Dr. Fox resigned on Friday, as a media storm over his working relationship with a close friend and self-styled advisor, Mr. Adam Werritty, resulted in the exposing of unofficial foreign policy related activity that including donations – some at Dr. Fox’s direct behest – from wealthy right-wing tycoons to companies and trusts run by Mr. Werritty, meetings by both men with defence contractors, and government officials, including Sri Lanka’s President Mahinda Rajapaksa.

The BBC said Saturday it has learnt that officials at Britain’s Department for International Development had raised concerns about Mr Adam Werritty’s involvement in Sri Lanka where, it is claimed, defence contracts were being touted.

This is the what the Times reported, in an article titled ‘Maverick who muddied the official line on Sri Lanka’:

It was swaddled in discretion and euphemism and expressions of polite regret but there was a palpable sense of relief in the Foreign and Commonwealth Office yesterday at the departure of a man whose shadow diplomacy has seriously muddied the presentation of British policy abroad.

“There is no longer a role for mavericks in foreign policy-making, however honorable and astute,” said one Whitehall mandarin, with quiet triumph.

The tug-of-war between Dr Fox and the Foreign Office on British policy towards Sri Lanka exposed an extraordinary institutional rift between the two great ministries on Whitehall.

William Hague, the Foreign Secretary, had set out his stall for British foreign policy that would be focused on promoting human rights as well as shepherding British interests abroad.

But Dr Fox … seemed to be very eager indeed to rehabilitate President Mahinda Rajapaska.
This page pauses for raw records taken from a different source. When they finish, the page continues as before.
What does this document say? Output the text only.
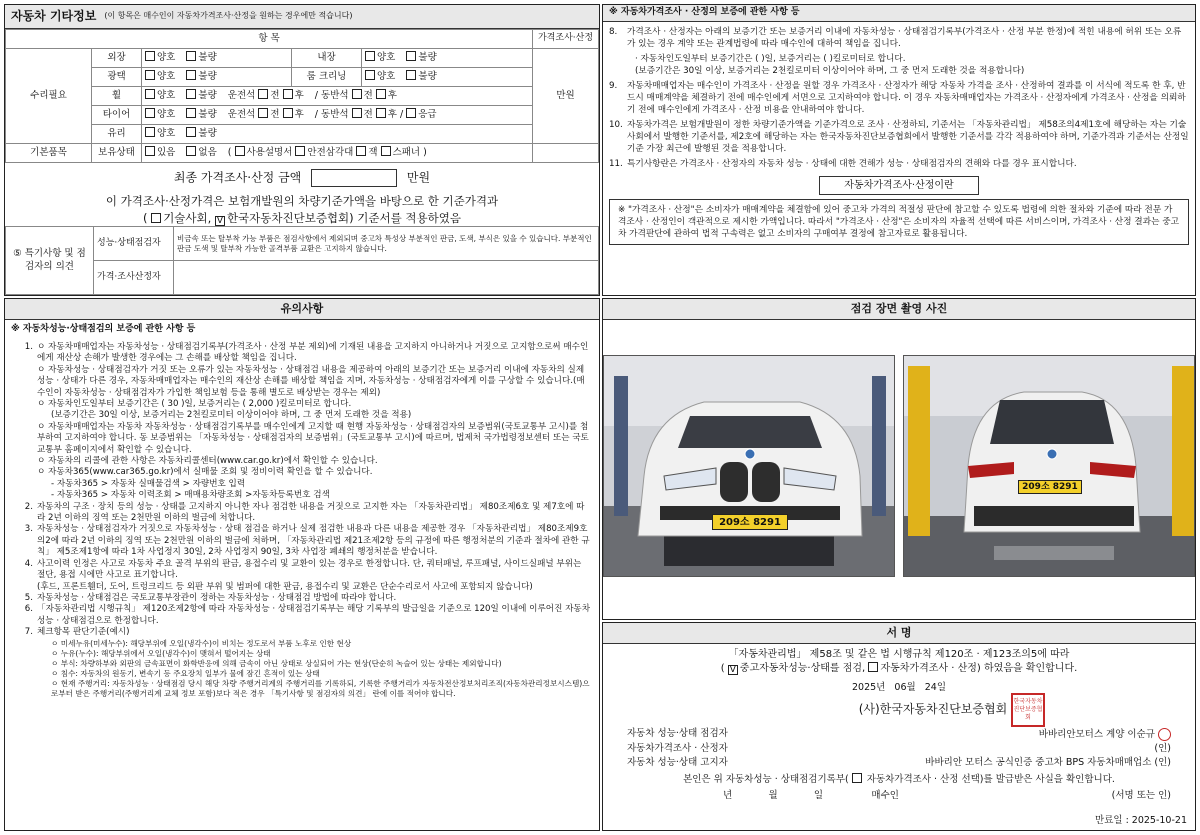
자동차 기타정보 (이 항목은 매수인이 자동차가격조사·산정을 원하는 경우에만 적습니다)
항 목					가격조사·산정
수리필요	외장	양호 불량	내장	양호 불량	만원
	광택	양호 불량	룸 크리닝	양호 불량	
	휠	양호 불량 운전석 전 후 / 동반석 전 후			
	타이어	양호 불량 운전석 전 후 / 동반석 전 후 / 응급			
	유리	양호 불량			
기본품목	보유상태	있음 없음 ( 사용설명서 안전삼각대 잭 스패너 )			
최종 가격조사·산정 금액	만원
이 가격조사·산정가격은 보험개발원의 차량기준가액을 바탕으로 한 기준가격과
( 기술사회, V 한국자동차진단보증협회) 기준서를 적용하였음
⑤ 특기사항 및 점검자의 의견	성능·상태점검자	비금속 또는 탈부착 가능 부품은 점검사항에서 제외되며 중고차 특성상 부분적인 판금, 도색, 부식은 있을 수 있습니다. 부분적인 판금 도색 및 탈부착 가능한 골격부품 교환은 고지하지 않습니다.
	가격·조사산정자	
※ 자동차가격조사 · 산정의 보증에 관한 사항 등
8.	가격조사 · 산정자는 아래의 보증기간 또는 보증거리 이내에 자동차성능 · 상태점검기록부(가격조사 · 산정 부분 한정)에 적힌 내용에 허위 또는 오류가 있는 경우 계약 또는 관계법령에 따라 매수인에 대하여 책임을 집니다.
· 자동차인도일부터 보증기간은 ( )일, 보증거리는 ( )킬로미터로 합니다.
(보증기간은 30일 이상, 보증거리는 2천킬로미터 이상이어야 하며, 그 중 먼저 도래한 것을 적용합니다)
9.	자동차매매업자는 매수인이 가격조사 · 산정을 원할 경우 가격조사 · 산정자가 해당 자동차 가격을 조사 · 산정하여 결과를 이 서식에 적도록 한 후, 반드시 매매계약을 체결하기 전에 매수인에게 서면으로 고지하여야 합니다. 이 경우 자동차매매업자는 가격조사 · 산정자에게 가격조사 · 산정을 의뢰하기 전에 매수인에게 가격조사 · 산정 비용을 안내하여야 합니다.
10. 자동차가격은 보험개발원이 정한 차량기준가액을 기준가격으로 조사 · 산정하되, 기준서는 「자동차관리법」 제58조의4제1호에 해당하는 자는 기술사회에서 발행한 기준서를, 제2호에 해당하는 자는 한국자동차진단보증협회에서 발행한 기준서를 각각 적용하여야 하며, 기준가격과 기준서는 산정일 기준 가장 최근에 발행된 것을 적용합니다.
11. 특기사항란은 가격조사 · 산정자의 자동차 성능 · 상태에 대한 견해가 성능 · 상태점검자의 견해와 다를 경우 표시합니다.
자동차가격조사·산정이란
※ "가격조사 · 산정"은 소비자가 매매계약을 체결함에 있어 중고차 가격의 적절성 판단에 참고할 수 있도록 법령에 의한 절차와 기준에 따라 전문 가격조사 · 산정인이 객관적으로 제시한 가액입니다. 따라서 "가격조사 · 산정"은 소비자의 자율적 선택에 따른 서비스이며, 가격조사 · 산정 결과는 중고차 가격판단에 관하여 법적 구속력은 없고 소비자의 구매여부 결정에 참고자료로 활용됩니다.
유의사항
※ 자동차성능·상태점검의 보증에 관한 사항 등
1. ㅇ 자동차매매업자는 자동차성능 · 상태점검기록부(가격조사 · 산정 부분 제외)에 기재된 내용을 고지하지 아니하거나 거짓으로 고지함으로써 매수인에게 재산상 손해가 발생한 경우에는 그 손해를 배상할 책임을 집니다.
ㅇ 자동차성능 · 상태점검자가 거짓 또는 오류가 있는 자동차성능 · 상태점검 내용을 제공하여 아래의 보증기간 또는 보증거리 이내에 자동차의 실제 성능 · 상태가 다른 경우, 자동차매매업자는 매수인의 재산상 손해를 배상할 책임을 지며, 자동차성능 · 상태점검자에게 이를 구상할 수 있습니다.(매수인이 자동차성능 · 상태점검자가 가입한 책임보험 등을 통해 별도로 배상받는 경우는 제외)
ㅇ 자동차인도일부터 보증기간은 ( 30 )일, 보증거리는 ( 2,000 )킬로미터로 합니다.
(보증기간은 30일 이상, 보증거리는 2천킬로미터 이상이어야 하며, 그 중 먼저 도래한 것을 적용)
ㅇ 자동차매매업자는 자동차 자동차성능 · 상태점검기록부를 매수인에게 고지할 때 현행 자동차성능 · 상태점검자의 보증범위(국토교통부 고시)를 첨부하여 고지하여야 합니다. 동 보증범위는 「자동차성능 · 상태점검자의 보증범위」(국토교통부 고시)에 따르며, 법제처 국가법령정보센터 또는 국토교통부 홈페이지에서 확인할 수 있습니다.
ㅇ 자동차의 리콜에 관한 사항은 자동차리콜센터(www.car.go.kr)에서 확인할 수 있습니다.
ㅇ 자동차365(www.car365.go.kr)에서 실매물 조회 및 정비이력 확인을 할 수 있습니다.
- 자동차365 > 자동차 실매물검색 > 자량번호 입력
- 자동차365 > 자동차 이력조회 > 매매용차량조회 >자동차등록번호 검색
2. 자동차의 구조 · 장치 등의 성능 · 상태를 고지하지 아니한 자나 점검한 내용을 거짓으로 고지한 자는 「자동차관리법」 제80조제6호 및 제7호에 따라 2년 이하의 징역 또는 2천만원 이하의 벌금에 처합니다.
3. 자동차성능 · 상태점검자가 거짓으로 자동차성능 · 상태 점검을 하거나 실제 점검한 내용과 다른 내용을 제공한 경우 「자동차관리법」 제80조제9호의2에 따라 2년 이하의 징역 또는 2천만원 이하의 벌금에 처하며, 「자동차관리법 제21조제2항 등의 규정에 따른 행정처분의 기준과 절차에 관한 규칙」 제5조제1항에 따라 1차 사업정지 30일, 2차 사업정지 90일, 3차 사업장 폐쇄의 행정처분을 받습니다.
4. 사고이력 인정은 사고로 자동차 주요 골격 부위의 판금, 용접수리 및 교환이 있는 경우로 한정합니다. 단, 쿼터패널, 루프패널, 사이드실패널 부위는 절단, 용접 시에만 사고로 표기합니다.
(후드, 프론트휀더, 도어, 트렁크리드 등 외판 부위 및 범퍼에 대한 판금, 용접수리 및 교환은 단순수리로서 사고에 포함되지 않습니다)
5. 자동차성능 · 상태점검은 국토교통부장관이 정하는 자동차성능 · 상태점검 방법에 따라야 합니다.
6. 「자동차관리법 시행규칙」 제120조제2항에 따라 자동차성능 · 상태점검기록부는 해당 기록부의 발급일을 기준으로 120일 이내에 이루어진 자동차 성능 · 상태점검으로 한정합니다.
7. 체크항목 판단기준(예시)
ㅇ 미세누유(미세누수): 해당부위에 오일(냉각수)이 비치는 정도로서 부품 노후로 인한 현상
ㅇ 누유(누수): 해당부위에서 오일(냉각수)이 맺혀서 떨어지는 상태
ㅇ 부식: 차량하부와 외판의 금속표면이 화학반응에 의해 금속이 아닌 상태로 상실되어 가는 현상(단순히 녹슬어 있는 상태는 제외합니다)
ㅇ 침수: 자동차의 원동기, 변속기 등 주요장치 일부가 물에 잠긴 흔적이 있는 상태
ㅇ 현재 주행거리: 자동차성능 · 상태점검 당시 해당 차량 주행거리계의 주행거리를 기록하되, 기록한 주행거리가 자동차전산정보처리조직(자동차관리정보시스템)으로부터 받은 주행거리(주행거리계 교체 정보 포함)보다 적은 경우 「특기사항 및 점검자의 의견」 란에 이를 적어야 합니다.
점검 장면 촬영 사진
209소 8291
209소 8291
서 명
「자동차관리법」 제58조 및 같은 법 시행규칙 제120조 · 제123조의5에 따라
( V 중고자동차성능·상태를 점검, 자동차가격조사 · 산정) 하였음을 확인합니다.
2025년 06월 24일
(사)한국자동차진단보증협회 한국자동차진단보증협회
자동차 성능·상태 점검자	바바리안모터스 계양 이순규
자동차가격조사 · 산정자	(인)
자동차 성능·상태 고지자	바바리안 모터스 공식인증 중고차 BPS 자동차매매업소 (인)
본인은 위 자동차성능 · 상태점검기록부( 자동차가격조사 · 산정 선택)를 발급받은 사실을 확인합니다.
년	월	일	매수인	(서명 또는 인)
만료일 : 2025-10-21
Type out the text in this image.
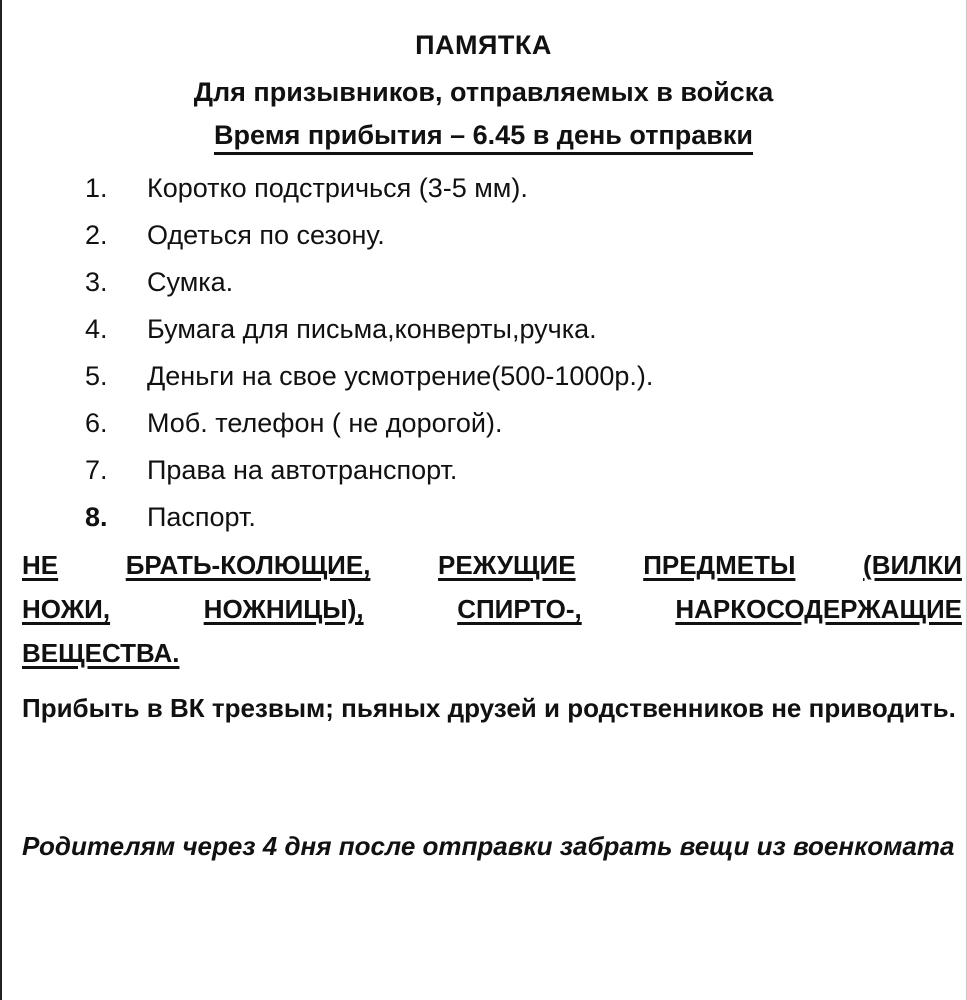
ПАМЯТКА
Для призывников, отправляемых в войска
Время прибытия – 6.45 в день отправки
1. Коротко подстричься (3-5 мм).
2. Одеться по сезону.
3. Сумка.
4. Бумага для письма,конверты,ручка.
5. Деньги на свое усмотрение(500-1000р.).
6. Моб. телефон ( не дорогой).
7. Права на автотранспорт.
8. Паспорт.
НЕ	БРАТЬ-КОЛЮЩИЕ,	РЕЖУЩИЕ	ПРЕДМЕТЫ	(ВИЛКИ
НОЖИ,	НОЖНИЦЫ),	СПИРТО-,	НАРКОСОДЕРЖАЩИЕ
ВЕЩЕСТВА.
Прибыть в ВК трезвым; пьяных друзей и родственников не приводить.
Родителям через 4 дня после отправки забрать вещи из военкомата
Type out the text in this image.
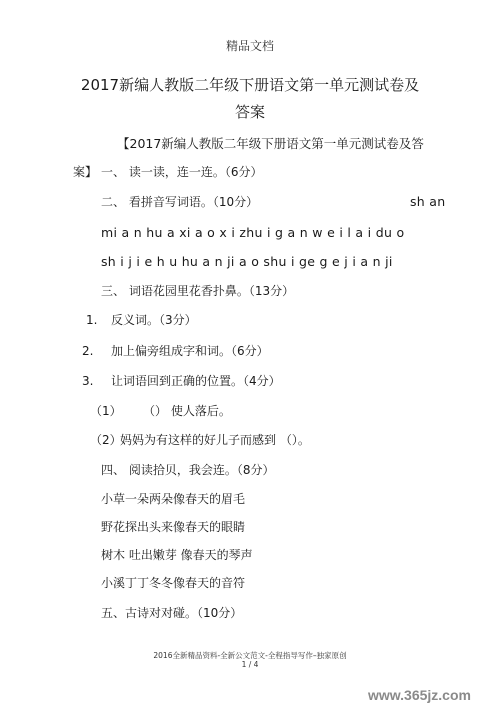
精品文档
2017新编人教版二年级下册语文第一单元测试卷及
答案
【2017新编人教版二年级下册语文第一单元测试卷及答
案】 一、 读一读，连一连。（6分）
二、 看拼音写词语。（10分）	sh an
mi a n hu a xi a o x i zhu i g a n w e i l a i du o
sh i j i e h u hu a n ji a o shu i ge g e j i a n ji
三、 词语花园里花香扑鼻。（13分）
1. 反义词。（3分）
2. 加上偏旁组成字和词。（6分）
3. 让词语回到正确的位置。（4分）
（1） （） 使人落后。
（2）
妈妈为有这样的好儿子而感到 （）。
四、 阅读拾贝，我会连。（8分）
小草一朵两朵像春天的眉毛
野花探出头来像春天的眼睛
树木 吐出嫩芽 像春天的琴声
小溪丁丁冬冬像春天的音符
五、古诗对对碰。（10分）
2016全新精品资料-全新公文范文-全程指导写作–独家原创
1 / 4
www.365jz.com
The head of state, however, was stubbornly resisting an independent commission to investigate the alleged war crimes against the Tamils.

When he came to Britain last December, neither Mr Hague nor David Cameron agreed to meet him. Dr Fox, though, decided to hold a private meeting with the president in London.

The meeting led to a full-blown conflict between the Defence and the Foreign Secretaries. As far as the FCO was concerned, the Defence Secretary, backed by a web of businessmen and right-wing backbenchers, had stepped over an important boundary line.

After a frosty meeting with Mr Hague and WikiLeaks exposures disclosing US dismay about the Sri Lankan government, Dr Fox had to cancel a December 18 lecture in Sri Lanka. “It was after that meeting with Rajapaska in London that William [Hague] and No 10 decided to rein him in,” said an FCO source.

“I think at first that both the Foreign Office and No 10 were content to indulge him,” said a Foreign Office source. “We knew he had a long-standing interest. The problem, of course, was that all his contacts were with the government and he was viewed with suspicion by the Tamils.”

Dr Fox went on to deliver his lecture this year and apparently on FCO advice added a phrase calling for an independent inquiry into crimes against Tamil civilians. That seemed to outsiders to suggest that peace had been struck between the official and private practitioners of British foreign policy.